METHODS: In a retrospective cohort study, patients with potentially preventable repeat calls were classified into two categories: type 1 (patients who had a repeat call following an initial call that ended despite the patient still triggering RRT calling criteria [T1-PRC]) and type 2 (patients with a repeat call within 24 hours of an initial call and for the same reason [T2-PRC]). In-hospital mortality for these patients and for those with repeat calls for all other reasons (ORC), were compared to patients with only a single call during their admission (SC).
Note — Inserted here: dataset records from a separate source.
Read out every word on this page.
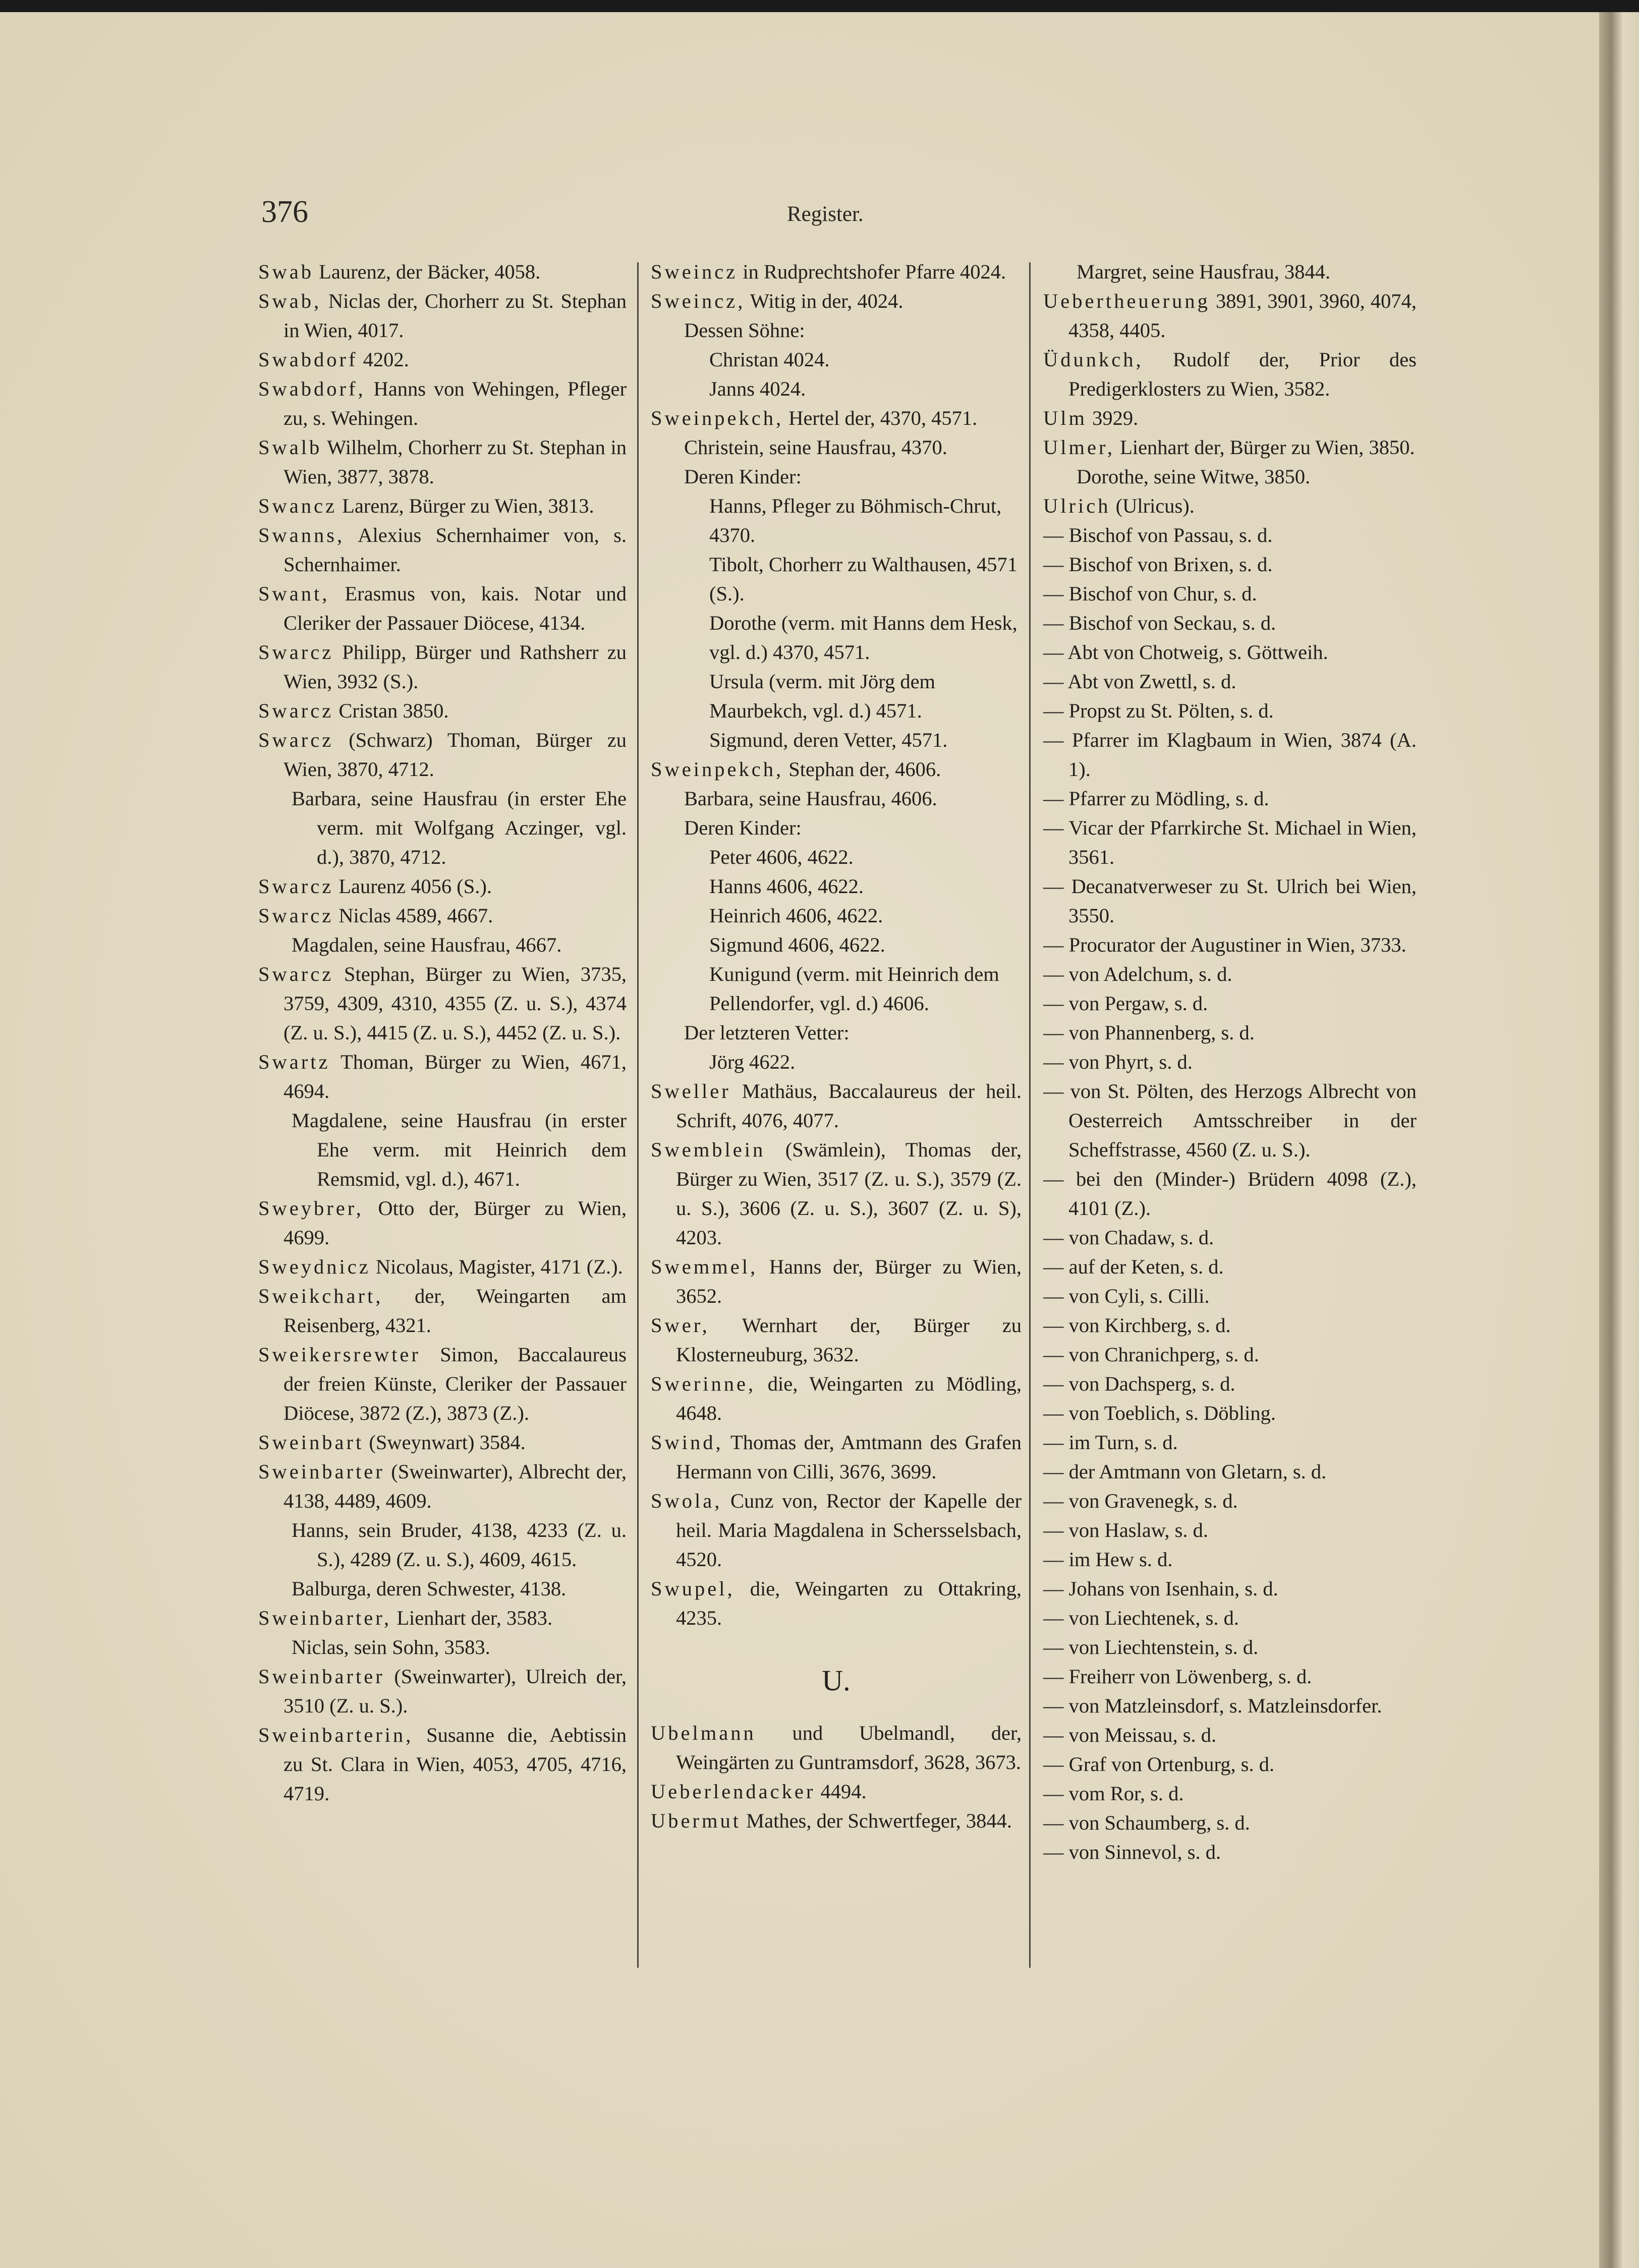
376	Register.
Swab Laurenz, der Bäcker, 4058.
Swab, Niclas der, Chorherr zu St. Stephan in Wien, 4017.
Swabdorf 4202.
Swabdorf, Hanns von Wehingen, Pfleger zu, s. Wehingen.
Swalb Wilhelm, Chorherr zu St. Stephan in Wien, 3877, 3878.
Swancz Larenz, Bürger zu Wien, 3813.
Swanns, Alexius Schernhaimer von, s. Schernhaimer.
Swant, Erasmus von, kais. Notar und Cleriker der Passauer Diöcese, 4134.
Swarcz Philipp, Bürger und Rathsherr zu Wien, 3932 (S.).
Swarcz Cristan 3850.
Swarcz (Schwarz) Thoman, Bürger zu Wien, 3870, 4712.
Barbara, seine Hausfrau (in erster Ehe verm. mit Wolfgang Aczinger, vgl. d.), 3870, 4712.
Swarcz Laurenz 4056 (S.).
Swarcz Niclas 4589, 4667.
Magdalen, seine Hausfrau, 4667.
Swarcz Stephan, Bürger zu Wien, 3735, 3759, 4309, 4310, 4355 (Z. u. S.), 4374 (Z. u. S.), 4415 (Z. u. S.), 4452 (Z. u. S.).
Swartz Thoman, Bürger zu Wien, 4671, 4694.
Magdalene, seine Hausfrau (in erster Ehe verm. mit Heinrich dem Remsmid, vgl. d.), 4671.
Sweybrer, Otto der, Bürger zu Wien, 4699.
Sweydnicz Nicolaus, Magister, 4171 (Z.).
Sweikchart, der, Weingarten am Reisenberg, 4321.
Sweikersrewter Simon, Baccalaureus der freien Künste, Cleriker der Passauer Diöcese, 3872 (Z.), 3873 (Z.).
Sweinbart (Sweynwart) 3584.
Sweinbarter (Sweinwarter), Albrecht der, 4138, 4489, 4609.
Hanns, sein Bruder, 4138, 4233 (Z. u. S.), 4289 (Z. u. S.), 4609, 4615.
Balburga, deren Schwester, 4138.
Sweinbarter, Lienhart der, 3583.
Niclas, sein Sohn, 3583.
Sweinbarter (Sweinwarter), Ulreich der, 3510 (Z. u. S.).
Sweinbarterin, Susanne die, Aebtissin zu St. Clara in Wien, 4053, 4705, 4716, 4719.
Sweincz in Rudprechtshofer Pfarre 4024.
Sweincz, Witig in der, 4024.
Dessen Söhne:
Christan 4024.
Janns 4024.
Sweinpekch, Hertel der, 4370, 4571.
Christein, seine Hausfrau, 4370.
Deren Kinder:
Hanns, Pfleger zu Böhmisch-Chrut, 4370.
Tibolt, Chorherr zu Walthausen, 4571 (S.).
Dorothe (verm. mit Hanns dem Hesk, vgl. d.) 4370, 4571.
Ursula (verm. mit Jörg dem Maurbekch, vgl. d.) 4571.
Sigmund, deren Vetter, 4571.
Sweinpekch, Stephan der, 4606.
Barbara, seine Hausfrau, 4606.
Deren Kinder:
Peter 4606, 4622.
Hanns 4606, 4622.
Heinrich 4606, 4622.
Sigmund 4606, 4622.
Kunigund (verm. mit Heinrich dem Pellendorfer, vgl. d.) 4606.
Der letzteren Vetter:
Jörg 4622.
Sweller Mathäus, Baccalaureus der heil. Schrift, 4076, 4077.
Swemblein (Swämlein), Thomas der, Bürger zu Wien, 3517 (Z. u. S.), 3579 (Z. u. S.), 3606 (Z. u. S.), 3607 (Z. u. S), 4203.
Swemmel, Hanns der, Bürger zu Wien, 3652.
Swer, Wernhart der, Bürger zu Klosterneuburg, 3632.
Swerinne, die, Weingarten zu Mödling, 4648.
Swind, Thomas der, Amtmann des Grafen Hermann von Cilli, 3676, 3699.
Swola, Cunz von, Rector der Kapelle der heil. Maria Magdalena in Schersselsbach, 4520.
Swupel, die, Weingarten zu Ottakring, 4235.
U.
Ubelmann und Ubelmandl, der, Weingärten zu Guntramsdorf, 3628, 3673.
Ueberlendacker 4494.
Ubermut Mathes, der Schwertfeger, 3844.
Margret, seine Hausfrau, 3844.
Uebertheuerung 3891, 3901, 3960, 4074, 4358, 4405.
Üdunkch, Rudolf der, Prior des Predigerklosters zu Wien, 3582.
Ulm 3929.
Ulmer, Lienhart der, Bürger zu Wien, 3850.
Dorothe, seine Witwe, 3850.
Ulrich (Ulricus).
— Bischof von Passau, s. d.
— Bischof von Brixen, s. d.
— Bischof von Chur, s. d.
— Bischof von Seckau, s. d.
— Abt von Chotweig, s. Göttweih.
— Abt von Zwettl, s. d.
— Propst zu St. Pölten, s. d.
— Pfarrer im Klagbaum in Wien, 3874 (A. 1).
— Pfarrer zu Mödling, s. d.
— Vicar der Pfarrkirche St. Michael in Wien, 3561.
— Decanatverweser zu St. Ulrich bei Wien, 3550.
— Procurator der Augustiner in Wien, 3733.
— von Adelchum, s. d.
— von Pergaw, s. d.
— von Phannenberg, s. d.
— von Phyrt, s. d.
— von St. Pölten, des Herzogs Albrecht von Oesterreich Amtsschreiber in der Scheffstrasse, 4560 (Z. u. S.).
— bei den (Minder-) Brüdern 4098 (Z.), 4101 (Z.).
— von Chadaw, s. d.
— auf der Keten, s. d.
— von Cyli, s. Cilli.
— von Kirchberg, s. d.
— von Chranichperg, s. d.
— von Dachsperg, s. d.
— von Toeblich, s. Döbling.
— im Turn, s. d.
— der Amtmann von Gletarn, s. d.
— von Gravenegk, s. d.
— von Haslaw, s. d.
— im Hew s. d.
— Johans von Isenhain, s. d.
— von Liechtenek, s. d.
— von Liechtenstein, s. d.
— Freiherr von Löwenberg, s. d.
— von Matzleinsdorf, s. Matzleinsdorfer.
— von Meissau, s. d.
— Graf von Ortenburg, s. d.
— vom Ror, s. d.
— von Schaumberg, s. d.
— von Sinnevol, s. d.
RESULTS: Mortality occurred in 31 (43.7%) T1-PRC, 13 (15.1%) T2-PRC, 56 (28.9%) ORC, and 289 (13.9%) SC patients. Univariate odds ratios (ORs), in comparison to SC patients, were 4.81 (95% confidence interval [CI]: 2.96-7.81; p < 0.001), 1.10 (95% CI: 0.60-2.02; p = 0.75), and 2.52 (95% CI: 1.80-3.52; p < 0.001), respectively. Mortality effects persisted for the T1-PRC and ORC groups after adjustment for patient, admission, and initial call characteristics with ORs of 4.07 (95% CI: 2.36-7.01; p < 0.001) and 2.29 (95% CI: 1.57-3.34; p < 0.001), respectively.

CONCLUSION: This study found that repeat calls following an initial call that ended with ongoing breach of predefined calling criteria were strongly associated with increased mortality. This highlights the risk to patients when the RRT leaves reversible clinical deterioration unresolved at the end of a call.